GOP Candidate Says the Solution to Rape on College Campuses Is 'Educating Females'

GOP Candidate Says the Solution to Rape on College Campuses Is 'Educating Females'

Denver Riggleman, the Republican congressional candidate for Virginia's 5th Congressional District, believes that rape is a complicated issue. But most of his solutions seem to put the burden on young women to avoid being raped.


On Monday, Riggleman, a distillery owner and Bigfoot porn enthusiast, sparred over the issue of preventing sexual assault with his Democratic opponent, investigative journalist and filmmaker Leslie Cockburn, at a debate at Piedmont Virginia Community College, and his thoughts were revealing.

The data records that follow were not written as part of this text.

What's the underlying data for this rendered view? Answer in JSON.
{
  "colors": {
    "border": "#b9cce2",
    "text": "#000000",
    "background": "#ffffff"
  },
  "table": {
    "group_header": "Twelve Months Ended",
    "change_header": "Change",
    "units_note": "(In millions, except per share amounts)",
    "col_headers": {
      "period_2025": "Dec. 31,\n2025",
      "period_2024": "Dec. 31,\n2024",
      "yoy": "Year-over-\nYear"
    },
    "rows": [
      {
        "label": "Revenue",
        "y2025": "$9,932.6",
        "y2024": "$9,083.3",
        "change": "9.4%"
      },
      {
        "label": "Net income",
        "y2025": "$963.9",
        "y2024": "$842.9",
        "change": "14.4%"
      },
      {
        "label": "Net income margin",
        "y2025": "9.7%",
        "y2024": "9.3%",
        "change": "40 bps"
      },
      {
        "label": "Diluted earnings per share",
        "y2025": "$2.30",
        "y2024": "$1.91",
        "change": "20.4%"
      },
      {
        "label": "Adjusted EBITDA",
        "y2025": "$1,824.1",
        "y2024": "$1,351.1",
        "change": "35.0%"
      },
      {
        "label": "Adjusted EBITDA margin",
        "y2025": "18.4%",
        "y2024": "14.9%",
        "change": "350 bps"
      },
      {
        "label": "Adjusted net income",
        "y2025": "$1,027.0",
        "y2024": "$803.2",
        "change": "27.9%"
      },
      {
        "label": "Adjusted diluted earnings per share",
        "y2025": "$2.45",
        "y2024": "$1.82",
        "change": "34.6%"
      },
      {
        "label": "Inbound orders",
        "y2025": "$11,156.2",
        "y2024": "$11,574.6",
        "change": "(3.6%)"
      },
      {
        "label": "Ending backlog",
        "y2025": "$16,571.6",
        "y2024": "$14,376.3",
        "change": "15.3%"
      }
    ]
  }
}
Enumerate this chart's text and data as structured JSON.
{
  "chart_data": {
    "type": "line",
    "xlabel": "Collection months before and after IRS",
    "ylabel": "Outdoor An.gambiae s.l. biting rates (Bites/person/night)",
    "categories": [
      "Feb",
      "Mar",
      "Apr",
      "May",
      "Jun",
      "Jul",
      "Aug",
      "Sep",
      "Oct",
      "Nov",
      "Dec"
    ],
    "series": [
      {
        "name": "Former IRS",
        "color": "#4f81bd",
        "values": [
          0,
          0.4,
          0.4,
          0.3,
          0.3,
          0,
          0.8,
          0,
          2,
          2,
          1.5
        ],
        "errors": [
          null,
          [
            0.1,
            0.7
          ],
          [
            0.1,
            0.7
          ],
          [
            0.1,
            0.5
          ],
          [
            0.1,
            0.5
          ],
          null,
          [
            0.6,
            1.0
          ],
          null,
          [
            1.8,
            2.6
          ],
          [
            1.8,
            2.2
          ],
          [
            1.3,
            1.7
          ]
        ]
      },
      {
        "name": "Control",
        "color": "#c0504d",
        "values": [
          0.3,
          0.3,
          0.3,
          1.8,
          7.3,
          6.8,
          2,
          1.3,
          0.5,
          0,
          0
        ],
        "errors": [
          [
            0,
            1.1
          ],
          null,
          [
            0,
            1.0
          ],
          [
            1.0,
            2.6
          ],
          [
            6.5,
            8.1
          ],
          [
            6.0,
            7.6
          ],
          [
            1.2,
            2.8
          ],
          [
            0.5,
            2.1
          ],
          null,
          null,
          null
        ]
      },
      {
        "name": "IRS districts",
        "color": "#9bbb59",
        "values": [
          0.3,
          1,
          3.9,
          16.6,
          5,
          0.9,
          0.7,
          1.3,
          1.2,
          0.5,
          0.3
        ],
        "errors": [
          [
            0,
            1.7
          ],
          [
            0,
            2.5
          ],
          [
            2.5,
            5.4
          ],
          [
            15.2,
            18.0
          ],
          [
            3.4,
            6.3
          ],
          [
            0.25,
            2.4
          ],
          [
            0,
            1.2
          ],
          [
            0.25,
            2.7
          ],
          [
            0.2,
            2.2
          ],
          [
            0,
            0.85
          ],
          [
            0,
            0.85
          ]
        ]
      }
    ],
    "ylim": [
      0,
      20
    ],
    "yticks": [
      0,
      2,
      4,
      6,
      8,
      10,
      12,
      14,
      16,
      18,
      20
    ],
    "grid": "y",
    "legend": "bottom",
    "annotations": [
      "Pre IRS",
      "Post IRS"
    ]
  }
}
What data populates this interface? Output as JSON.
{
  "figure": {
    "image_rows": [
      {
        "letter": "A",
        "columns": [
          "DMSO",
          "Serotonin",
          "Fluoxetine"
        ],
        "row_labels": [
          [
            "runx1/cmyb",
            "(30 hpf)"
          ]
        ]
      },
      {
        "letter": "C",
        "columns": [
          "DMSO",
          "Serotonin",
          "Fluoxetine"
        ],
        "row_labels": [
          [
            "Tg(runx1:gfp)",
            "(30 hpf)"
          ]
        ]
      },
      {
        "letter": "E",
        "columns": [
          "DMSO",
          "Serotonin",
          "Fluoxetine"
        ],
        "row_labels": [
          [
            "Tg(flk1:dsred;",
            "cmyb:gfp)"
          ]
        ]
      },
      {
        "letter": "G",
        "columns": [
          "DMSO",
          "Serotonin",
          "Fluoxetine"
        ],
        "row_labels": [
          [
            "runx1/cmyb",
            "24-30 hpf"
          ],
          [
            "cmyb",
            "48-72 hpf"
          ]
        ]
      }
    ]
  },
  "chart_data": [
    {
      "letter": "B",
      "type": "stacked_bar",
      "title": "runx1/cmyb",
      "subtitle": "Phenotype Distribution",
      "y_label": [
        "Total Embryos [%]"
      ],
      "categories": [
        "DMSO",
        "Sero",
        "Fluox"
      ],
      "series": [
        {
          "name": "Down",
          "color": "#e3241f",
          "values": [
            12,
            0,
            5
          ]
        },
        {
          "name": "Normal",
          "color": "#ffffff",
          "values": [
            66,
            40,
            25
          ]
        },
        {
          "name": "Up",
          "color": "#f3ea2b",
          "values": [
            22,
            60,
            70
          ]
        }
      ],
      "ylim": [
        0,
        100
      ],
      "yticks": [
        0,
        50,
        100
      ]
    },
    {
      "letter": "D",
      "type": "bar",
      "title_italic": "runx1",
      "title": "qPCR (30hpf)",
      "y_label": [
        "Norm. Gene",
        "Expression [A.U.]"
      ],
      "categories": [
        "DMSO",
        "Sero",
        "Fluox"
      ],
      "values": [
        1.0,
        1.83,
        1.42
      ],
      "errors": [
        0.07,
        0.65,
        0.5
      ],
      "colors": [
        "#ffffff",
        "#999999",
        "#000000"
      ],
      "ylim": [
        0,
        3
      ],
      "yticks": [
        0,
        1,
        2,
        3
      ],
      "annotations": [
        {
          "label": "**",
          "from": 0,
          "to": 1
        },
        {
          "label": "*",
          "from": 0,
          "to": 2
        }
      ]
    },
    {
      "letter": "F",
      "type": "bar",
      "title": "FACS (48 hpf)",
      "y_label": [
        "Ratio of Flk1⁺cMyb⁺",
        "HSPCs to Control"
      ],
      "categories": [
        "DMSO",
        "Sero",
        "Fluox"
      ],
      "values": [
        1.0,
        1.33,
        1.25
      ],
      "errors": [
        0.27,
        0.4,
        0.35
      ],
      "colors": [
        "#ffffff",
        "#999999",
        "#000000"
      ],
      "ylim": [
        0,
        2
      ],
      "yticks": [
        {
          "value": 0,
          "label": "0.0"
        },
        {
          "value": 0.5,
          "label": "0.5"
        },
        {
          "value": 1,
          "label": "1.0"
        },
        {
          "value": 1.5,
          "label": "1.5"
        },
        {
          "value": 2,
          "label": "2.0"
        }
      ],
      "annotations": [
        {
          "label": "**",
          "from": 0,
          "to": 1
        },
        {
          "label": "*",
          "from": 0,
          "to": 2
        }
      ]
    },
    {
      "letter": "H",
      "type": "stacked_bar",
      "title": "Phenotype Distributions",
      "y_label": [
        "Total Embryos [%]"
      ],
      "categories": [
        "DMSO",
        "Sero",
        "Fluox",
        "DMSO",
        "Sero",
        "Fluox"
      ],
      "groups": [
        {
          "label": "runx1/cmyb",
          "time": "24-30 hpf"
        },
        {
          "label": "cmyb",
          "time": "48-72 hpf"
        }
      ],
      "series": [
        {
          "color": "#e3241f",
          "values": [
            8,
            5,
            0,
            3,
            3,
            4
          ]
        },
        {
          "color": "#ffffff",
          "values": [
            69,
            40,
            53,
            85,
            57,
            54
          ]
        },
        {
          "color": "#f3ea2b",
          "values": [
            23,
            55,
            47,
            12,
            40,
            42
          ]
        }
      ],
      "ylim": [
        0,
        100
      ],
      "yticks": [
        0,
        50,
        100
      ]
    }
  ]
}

"I think a lot of it comes to educating females, right, specifically in the fraternities and sororities that they’re a part of," said Riggleman. He also added that he believes in "making sure that there's support groups to help people report."

As Emily Crockett of Shareblue Media notes, this answer is problematic for several reasons:

Lecturing women on how to avoid getting raped isn’t just insulting and frustrating; it also doesn’t stop rape from happening. Demanding that women dress more modestly or avoid parties with alcohol is a way to restrict their freedom, but it’s not a way to prevent them from being targeted by a predator. It also doesn’t prevent that predator from targeting some other woman.

It’s not entirely clear what sort of “education” Riggleman has in mind to help America’s young “females” avoid being raped. He makes references to fraternities and sororities, so he probably has drunken parties in mind.

But plenty of women get drunk at parties and meet men without getting raped. The difference isn’t what the women do — it’s whether the guys they meet decide to rape them.

Riggleman only added at the very end of his speech, seemingly as an afterthought, that "I also think that sons need to be educated."

This answer stands in stark contrast to Cockburn's answer to the question; she focused less on how women can avoid being raped, and more on how to go after rapists.

She replied that she wanted to pass the military sexual assault bill put forward by Sen. Kirsten Gillibrand (D-NY), and added that "In general, we have a lot of organizations that need funding. There are organizations in Charlottesville that need funding, we have to make sure that rape kits don't sit on the shelf for months at a time, indeed, years at a time."

Virginia's 5th District, which convers much of the center of the state, is being vacated by Rep. Tom Garrett, who suspended his re-election campaign amid his struggles with alcoholism and a scandal involving use of his congressional staffers as personal servants.